One magazine I sometimes read is More, whose content is designed to help women in midlife. This month they’ve got a long feature on how women with migraines are being deluged with painkillers.

The drugs are “transforming” the migraines from episodic to chronic daily headaches. I’d thought this was my own private anomaly. (This view is part of growing up in an alcoholic family: everything is “personal,” we don’t have anything in common with anyone else, and we Don’t Talk About It.) I’m sometimes forced to take triptans every day for weeks, and this is not good for me but I do it anyway. It’s a common problem for women.

The piece mentions a review of medical-insurance claims published in 2009 that found “almost 20 percent of the opioids prescribed in this country are dispensed to relieve the pain of migraines and headaches.”

But the source wasn’t cited. So I did a little checking and turned up the study, which appeared in the journal Pain (144:20-27). Psychiatrists at Washington University School of Medicine in St. Louis examined insurance claims for opioid painkillers, since self-reports of opioid use are pretty unreliable (we forget; we lie; etc.). They were looking at people who were “chronic” painkiller users (with more than 180 days of opioid use—which means I was a “chronic” user way back in 1999); “acute” users (less than 10 days), and non-users. Some startling results:

  • Chronic users made up only .65 percent—a tiny sector of the total population, but they used almost half of all the painkillers appearing in the claims
  • They had significantly more physical and psychiatric problems than people in the other two groups
  • Women made up more than 63 percent of the chronic users, and they used more of the medical services, especially as they got older
  • More than one-third of all the chronic users—and many more women than men—had mental health disorders.
  • Opioid abuse was twice as common among women than men, while men had twice the rate of alcohol problems.

Classic: We don’t have to drink, because we have our drugs! I can’t tell you how many women I’ve known who had this experience. I think of it as professionalizing our addictions. Being a drunk is low-class—Hurstwood crashed in the Bowery flophouse. But popping those pristine purple pills (which is the way I always remember OxyContin—like little amethysts) is moving it uptown.

And what do the drugs do for us emotionally? Do the scientists ever ask about the kinds of pain the drugs numb out?

Questions for a future interview.

The researchers are calling for pain programs to offer treatment not just for the “physical disease state” but also for the emotional problems that go with the appearance of chronic pain.

The way I hear this is, in order not just to cover up the symptoms but actually to heal, people in pain need other people to listen to us. We need community.

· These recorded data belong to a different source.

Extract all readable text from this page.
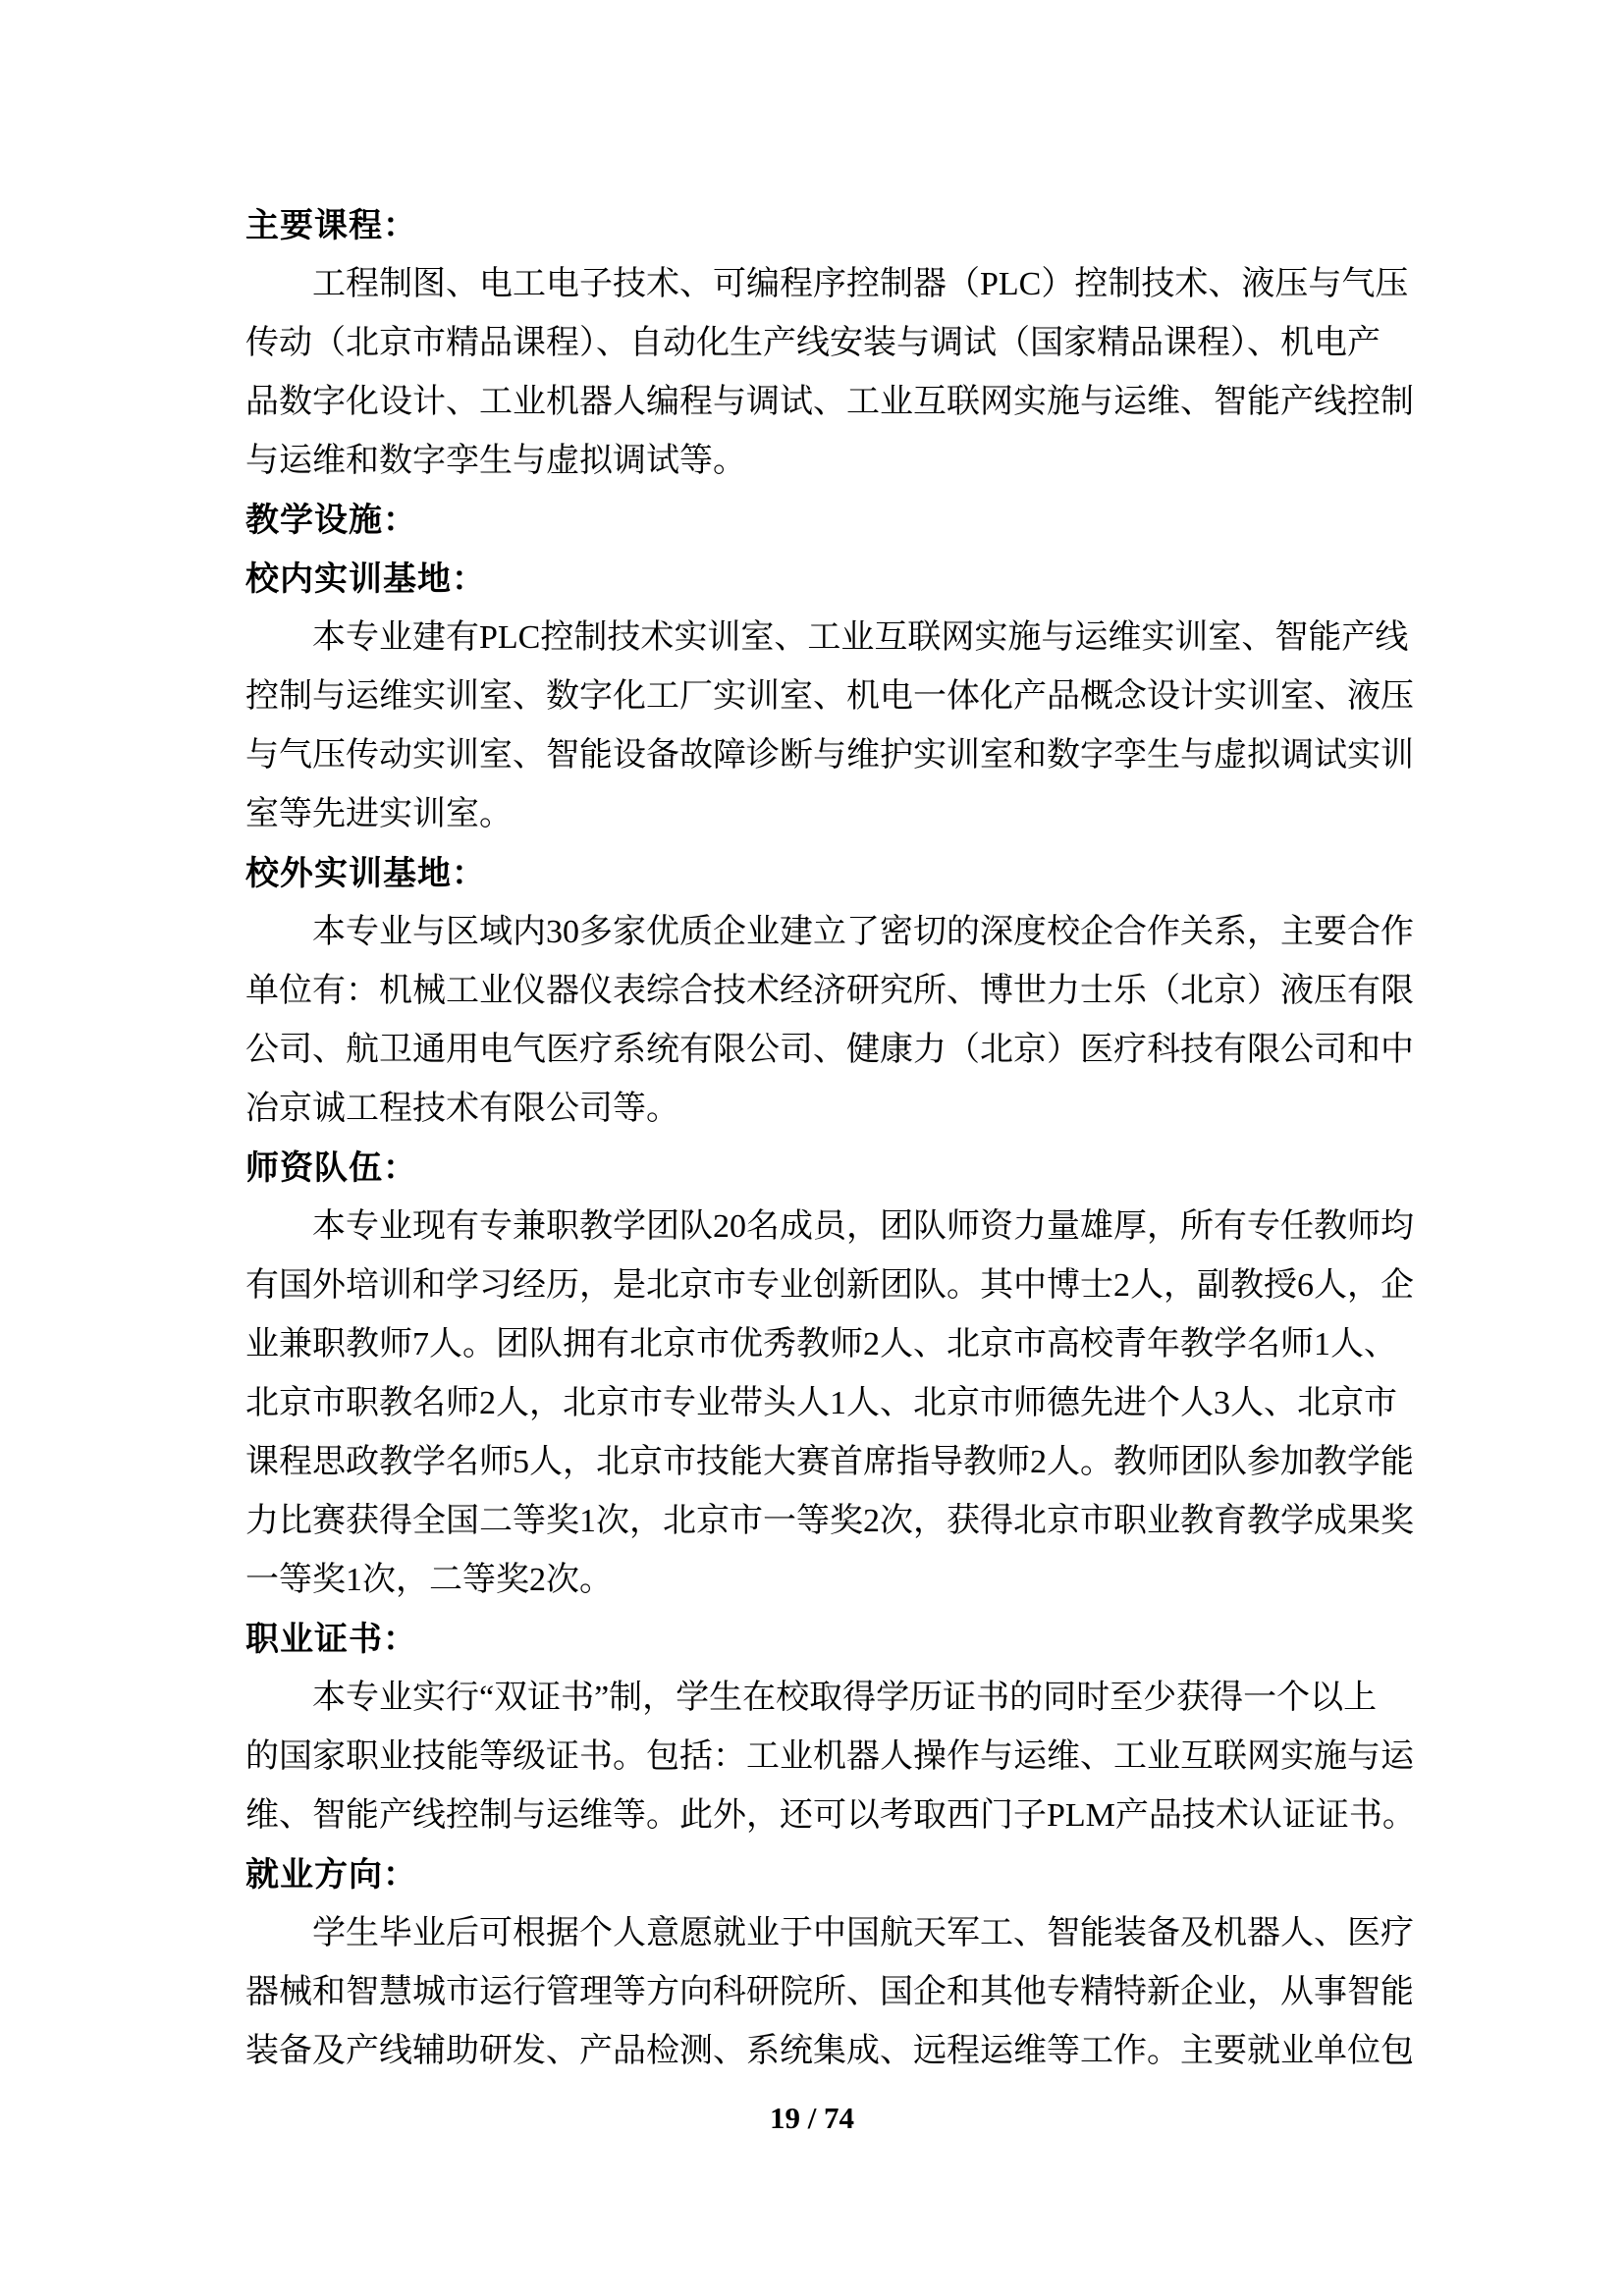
主要课程：
工程制图、电工电子技术、可编程序控制器（PLC）控制技术、液压与气压
传动（北京市精品课程）、自动化生产线安装与调试（国家精品课程）、机电产
品数字化设计、工业机器人编程与调试、工业互联网实施与运维、智能产线控制
与运维和数字孪生与虚拟调试等。
教学设施：
校内实训基地：
本专业建有PLC控制技术实训室、工业互联网实施与运维实训室、智能产线
控制与运维实训室、数字化工厂实训室、机电一体化产品概念设计实训室、液压
与气压传动实训室、智能设备故障诊断与维护实训室和数字孪生与虚拟调试实训
室等先进实训室。
校外实训基地：
本专业与区域内30多家优质企业建立了密切的深度校企合作关系，主要合作
单位有：机械工业仪器仪表综合技术经济研究所、博世力士乐（北京）液压有限
公司、航卫通用电气医疗系统有限公司、健康力（北京）医疗科技有限公司和中
冶京诚工程技术有限公司等。
师资队伍：
本专业现有专兼职教学团队20名成员，团队师资力量雄厚，所有专任教师均
有国外培训和学习经历，是北京市专业创新团队。其中博士2人，副教授6人，企
业兼职教师7人。团队拥有北京市优秀教师2人、北京市高校青年教学名师1人、
北京市职教名师2人，北京市专业带头人1人、北京市师德先进个人3人、北京市
课程思政教学名师5人，北京市技能大赛首席指导教师2人。教师团队参加教学能
力比赛获得全国二等奖1次，北京市一等奖2次，获得北京市职业教育教学成果奖
一等奖1次，二等奖2次。
职业证书：
本专业实行“双证书”制，学生在校取得学历证书的同时至少获得一个以上
的国家职业技能等级证书。包括：工业机器人操作与运维、工业互联网实施与运
维、智能产线控制与运维等。此外，还可以考取西门子PLM产品技术认证证书。
就业方向：
学生毕业后可根据个人意愿就业于中国航天军工、智能装备及机器人、医疗
器械和智慧城市运行管理等方向科研院所、国企和其他专精特新企业，从事智能
装备及产线辅助研发、产品检测、系统集成、远程运维等工作。主要就业单位包
19 / 74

But healing the emotional problems is expensive. It’s a lot cheaper to give out drugs, even Prada drugs like OxyContin. Methadone and oxycodone (both of which I’ve taken; methadone is strong and cheap, I remember my shock when I bought 90 pills for five bucks) are a lot less expensive than the kind of help people might need to really heal. A study in the journal Headache (2010;50(7):1175-1193) last year found that in just six years between 1997 and 2003, U.S. methadone sales shot up by 824 percent, and oxycodone sales rose 660 percent. And this investigative story published in Salon and picked up by AlterNet the other day reported that the DEA has for the past 10 years been rubber-stamping gargantuan increases in production of opioid painkillers despite evidence of massive diversion from Florida to Maine and into the Ohio valley.

Insurers no longer want to pay for long-term treatments that involve patients talking to actual people (this story is trending in the New York Times today; there have been others talking about how psychiatrists only have time to give out drugs and can’t afford to listen to their clients).

It’s expensive to pay a real person.

From an interview with Gabor Maté that I’m going to run later on (stay tuned):

G: Do you think addicts can truly recover? You’re a proponent of harm-reduction for a certain percentage of addicts.

GM: The answer is absolutely yes. Precisely because we’re not isolated human beings. It very much depends on a supportive context. And if you talk to people who have made it, what was the one quality that was always there for them? Community.

The best solution is to build more community. Connection heals.